ZeMonBlog
23/11/2019
Contre l’intranquilité de peindre, les œuvres semblent à l’inverse assurer un confort pictural habituel…
Les peintures se présentent comme des œuvres abstraites peintes directement sur papier. Deux sujets distincts semblent être chaque fois superposés sans jamais complètement fusionner. On voit en premier des silhouettes abstraites serties de plusieurs contours concentriques vivement teintés sur un fond polychrome. Des mélanges de lignes multicolores dessinées par dessus en pointillé composent le second sujet. Le titre à l’origine de l’exposition : « L'artisan et l'assassin » est-il dans l’association formelle des motifs superposés ou dans leur confrontation plastique-iconique ? D’un autre point de vue pictural, les œuvres s’apparentent à une cartographie rêvée ou des micro paysages fictifs.
Depuis plusieurs années, l’artiste s’intéresse aux principes méthodologiques et esthétiques des mélanges de couleurs. Elle semble, cette fois, avoir choisi d’expérimenter les techniques par une stratégie performative des mélanges à la fois chimique et optique des couleurs.
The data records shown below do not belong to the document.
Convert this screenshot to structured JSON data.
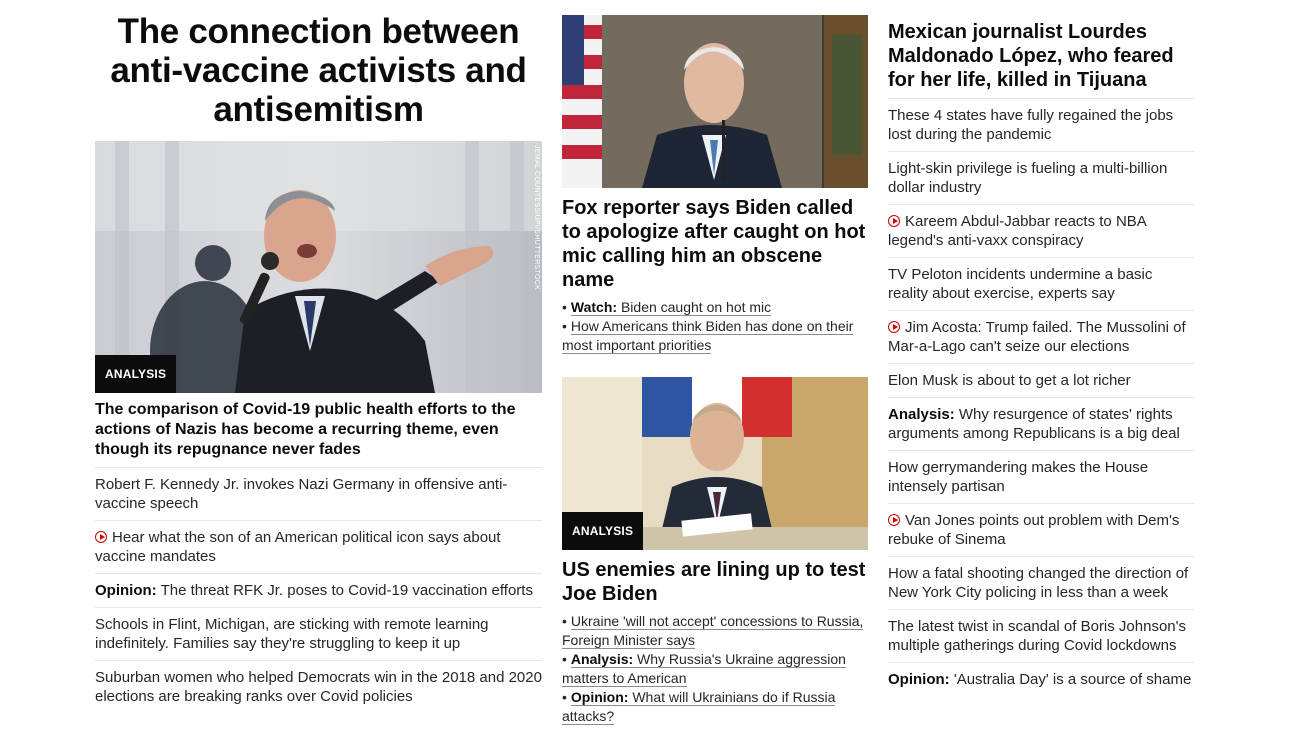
{
  "col1": {
    "hero_title": "The connection between anti-vaccine activists and antisemitism",
    "image_credit": "JEMAL COUNTESS/UPI/SHUTTERSTOCK",
    "badge": "ANALYSIS",
    "lead_headline": "The comparison of Covid-19 public health efforts to the actions of Nazis has become a recurring theme, even though its repugnance never fades",
    "items": [
      {
        "prefix": "",
        "video": false,
        "text": "Robert F. Kennedy Jr. invokes Nazi Germany in offensive anti-vaccine speech"
      },
      {
        "prefix": "",
        "video": true,
        "text": "Hear what the son of an American political icon says about vaccine mandates"
      },
      {
        "prefix": "Opinion:",
        "video": false,
        "text": "The threat RFK Jr. poses to Covid-19 vaccination efforts"
      },
      {
        "prefix": "",
        "video": false,
        "text": "Schools in Flint, Michigan, are sticking with remote learning indefinitely. Families say they're struggling to keep it up"
      },
      {
        "prefix": "",
        "video": false,
        "text": "Suburban women who helped Democrats win in the 2018 and 2020 elections are breaking ranks over Covid policies"
      }
    ]
  },
  "col2": {
    "story1": {
      "headline": "Fox reporter says Biden called to apologize after caught on hot mic calling him an obscene name",
      "links": [
        {
          "prefix": "Watch:",
          "text": "Biden caught on hot mic"
        },
        {
          "prefix": "",
          "text": "How Americans think Biden has done on their most important priorities"
        }
      ]
    },
    "story2": {
      "badge": "ANALYSIS",
      "headline": "US enemies are lining up to test Joe Biden",
      "links": [
        {
          "prefix": "",
          "text": "Ukraine 'will not accept' concessions to Russia, Foreign Minister says"
        },
        {
          "prefix": "Analysis:",
          "text": "Why Russia's Ukraine aggression matters to American"
        },
        {
          "prefix": "Opinion:",
          "text": "What will Ukrainians do if Russia attacks?"
        }
      ]
    },
    "bullet": "•"
  },
  "col3": {
    "headline": "Mexican journalist Lourdes Maldonado López, who feared for her life, killed in Tijuana",
    "items": [
      {
        "prefix": "",
        "video": false,
        "text": "These 4 states have fully regained the jobs lost during the pandemic"
      },
      {
        "prefix": "",
        "video": false,
        "text": "Light-skin privilege is fueling a multi-billion dollar industry"
      },
      {
        "prefix": "",
        "video": true,
        "text": "Kareem Abdul-Jabbar reacts to NBA legend's anti-vaxx conspiracy"
      },
      {
        "prefix": "",
        "video": false,
        "text": "TV Peloton incidents undermine a basic reality about exercise, experts say"
      },
      {
        "prefix": "",
        "video": true,
        "text": "Jim Acosta: Trump failed. The Mussolini of Mar-a-Lago can't seize our elections"
      },
      {
        "prefix": "",
        "video": false,
        "text": "Elon Musk is about to get a lot richer"
      },
      {
        "prefix": "Analysis:",
        "video": false,
        "text": "Why resurgence of states' rights arguments among Republicans is a big deal"
      },
      {
        "prefix": "",
        "video": false,
        "text": "How gerrymandering makes the House intensely partisan"
      },
      {
        "prefix": "",
        "video": true,
        "text": "Van Jones points out problem with Dem's rebuke of Sinema"
      },
      {
        "prefix": "",
        "video": false,
        "text": "How a fatal shooting changed the direction of New York City policing in less than a week"
      },
      {
        "prefix": "",
        "video": false,
        "text": "The latest twist in scandal of Boris Johnson's multiple gatherings during Covid lockdowns"
      },
      {
        "prefix": "Opinion:",
        "video": false,
        "text": "'Australia Day' is a source of shame"
      }
    ]
  },
  "colors": {
    "text": "#0c0c0c",
    "badge_bg": "#0c0c0c",
    "video_icon": "#cc0000",
    "divider": "#e6e6e6"
  }
}
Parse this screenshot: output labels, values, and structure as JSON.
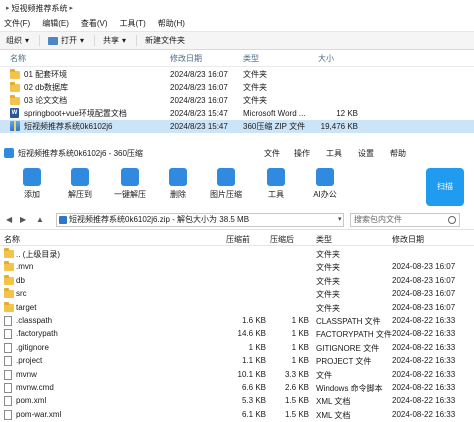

Les sertissages répétés et les renvois manifestes ou allusifs à des courants artistiques confirment cet intérêt. Parallèlement, l’usage exclusif d’une manière brute de peindre donne aux tableaux un aspect plus décoratif que questionnant. On conclut que chaque œuvre s’auréole d’une beauté prioritaire-ment factuelle.
A travers la technique pointilliste appliquée aux lignes ondulantes, à travers les couleurs crues presque partout inspirées du fauvisme, à travers le dessin sommaire des formes et l’arrangement ou l’assemblage élémentaire des compositions, à travers le « look » d’un découpage « matissien » et l’image volontairement imprécise des silhouettes évoquées, à travers le style spontané ou/et parfois enfantin du geste pictural, à travers l’aspect frais des peintures, traitées en pochade, les œuvres renvoient au spectacle d’apparences essentiellement jolies.
Faut-il oublier ces apparences et imaginer à distance que ces travaux sont des recherches plastiques approfondies et non des productions d’amateur heureux ? Faut-il se laisser guider par les citations formelles et littérales de nuanciers de couleurs ? Contre le risque d’être troublé par l’accumulation de pratiques aussi descriptives que rudimentaires, voire d’apparences visuelles scolaires, une présentation critique du travail de Fabienne Gaston-Dreyfus par la galerie suggère que chaque œuvre engage un dispositif plastique processuel. On lit qu’« un motif central se laisse gagner par l’espace vide qui l’entoure…qu’une construction (par masses colorées) s’échafaude dans un espace presque perspectif… », que sous l’aspect de « coup de pinceaux répétés/ martelés », l’usage d’un pointillisme acte une culture de l’expérimentation coloriste, que les preuves d’inspirations historiques sont les index de connaissances creusées…
Contre toute attente, le fond d’architecture plastique rudimentaire des compositions centrées/ indépendantes sur leur fond blanc devenu inopérant, le geste pictural du toucher noyé dans sa répétition à la fois enfantine et mécanique, l’épaisseur constante des lignes ondulantes autant que l’emprise des peintures sur leurs supports de papier blanc inopérant attestent ou suggèrent à tout le moins et à contrario un art de peindre quelque peu superficiel et techniquement convenu.
En opposition avec l’intranquilité de peindre, les œuvres semblent d’avantage assurer un confort pictural habituel. Les principes et les moyens plastiques régulièrement employés sans esprit critique restent constamment basiques, au point que chaque peinture assure le sentiment que l’auteur se suffit d’un style de chromo apparemment moderne pour des murs d’appartements vides et anciens. Terriblement, dans un recoin de la galerie, une œuvre réinterprétée en tapisserie et réalisée avec des moyens informatiques sans éclat confirme les illusions esthétiques des peintures sur papier.